Talvez a diatribe de Renton não tenha valor por suas qualidades inspiradoras, mas é uma crítica malvada e potente ao colonialismo britânico por um lado e, por outro, à retórica otimista falsa do nacionalismo anticolonial. Em um contexto muito diferente, Lisa Lowe descreveu a escrita que recusa a binaridade do colonialismo versus nacionalismo como “escrita descolonizadora”, que ela diz ser “uma contínua ruptura com o modo colonial de produção” (1996). Trainspotting, um romance escocês descolonizador, prevê drogas, furtos e violência como “armas dos fracos” utilizadas pelos homens colonizados da classe trabalhadora dos bairros pobres de Edinburgh.

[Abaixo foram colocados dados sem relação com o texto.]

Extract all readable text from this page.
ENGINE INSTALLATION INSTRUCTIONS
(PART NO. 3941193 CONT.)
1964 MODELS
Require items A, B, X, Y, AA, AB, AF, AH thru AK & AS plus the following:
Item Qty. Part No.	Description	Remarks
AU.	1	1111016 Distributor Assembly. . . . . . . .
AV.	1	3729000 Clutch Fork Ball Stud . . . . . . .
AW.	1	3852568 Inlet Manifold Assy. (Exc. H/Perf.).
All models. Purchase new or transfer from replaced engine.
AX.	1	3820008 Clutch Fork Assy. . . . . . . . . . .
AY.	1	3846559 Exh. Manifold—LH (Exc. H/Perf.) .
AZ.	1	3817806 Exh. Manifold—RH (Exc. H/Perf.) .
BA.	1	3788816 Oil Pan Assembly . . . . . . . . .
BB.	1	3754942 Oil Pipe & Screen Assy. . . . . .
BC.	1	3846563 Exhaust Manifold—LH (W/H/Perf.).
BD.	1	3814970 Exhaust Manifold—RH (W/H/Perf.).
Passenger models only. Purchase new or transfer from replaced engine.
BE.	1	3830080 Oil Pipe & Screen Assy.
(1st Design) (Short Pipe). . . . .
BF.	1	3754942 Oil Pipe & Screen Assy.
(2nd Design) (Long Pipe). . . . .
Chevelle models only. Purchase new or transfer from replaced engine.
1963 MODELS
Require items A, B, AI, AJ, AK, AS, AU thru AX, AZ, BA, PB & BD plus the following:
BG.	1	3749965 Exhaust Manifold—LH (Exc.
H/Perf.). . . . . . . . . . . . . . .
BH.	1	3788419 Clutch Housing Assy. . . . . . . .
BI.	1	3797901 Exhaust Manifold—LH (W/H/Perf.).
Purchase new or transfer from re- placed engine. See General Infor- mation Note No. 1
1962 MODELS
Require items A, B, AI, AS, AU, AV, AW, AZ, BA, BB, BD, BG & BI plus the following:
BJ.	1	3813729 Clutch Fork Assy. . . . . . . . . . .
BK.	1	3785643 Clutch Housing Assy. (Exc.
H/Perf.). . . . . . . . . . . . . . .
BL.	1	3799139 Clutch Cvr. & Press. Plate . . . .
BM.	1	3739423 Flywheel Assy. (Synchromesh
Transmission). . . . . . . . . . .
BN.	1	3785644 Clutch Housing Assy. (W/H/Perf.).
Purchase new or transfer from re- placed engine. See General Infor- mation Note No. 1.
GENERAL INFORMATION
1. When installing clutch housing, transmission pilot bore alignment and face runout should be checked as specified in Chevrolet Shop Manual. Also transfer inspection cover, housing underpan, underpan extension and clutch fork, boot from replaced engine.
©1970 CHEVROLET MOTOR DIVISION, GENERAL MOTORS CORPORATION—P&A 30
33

A crítica de Renton à retórica liberal de escolha e sua rejeição à hétero-domesticidade resulta em uma negatividade catártica e nervosa que busca vários alvos, tanto dominantes quanto minoritários. Algumas vezes a negatividade dele cai facilmente em racismo, sexismo e profunda homofobia, mas, em outros momentos, parece estar em sintonia com uma política progressista da crítica. De fato, o discurso de Renton encontra eco em teoria queer recente que associa negatividade com ser queer. No Future (Nenhum futuro), livro de Lee Edelman, aos moldes de Renton, recomenda a pessoas queer pensar em “como alternativa, escolher não escolher a criança como imagem disciplinar do passado imaginário ou como espaço de identificação projetiva com um futuro sempre impossível” (2005). Enquanto a recusa de Edelman pelas escolhas oferecidas volta a ordem simbólica em si mesma para questionar a própria construção da relevância política, as recusas de Trainspotting rapidamente se colam ao status quo, porque não podem imaginar o enfraquecimento do homem branco como parte do surgimento de uma nova ordem. Por fim, Trainspotting é hétero-masculino demais em sua simples reversão da autoridade masculina, sua fraternidade antimulher e suas explosões de violência imprevisíveis. Sem uma visão elaborada de modos alternativos, o romance colapsa na linguagem raivosa e agitada do homem punk cujo legado de privilégio patriarcal e racial foi mantido. Nesse exemplo de fracasso não queer, fracasso é a ira do homem branco excluído, uma raiva que promete e cumpre punição para mulheres e pessoas de cor.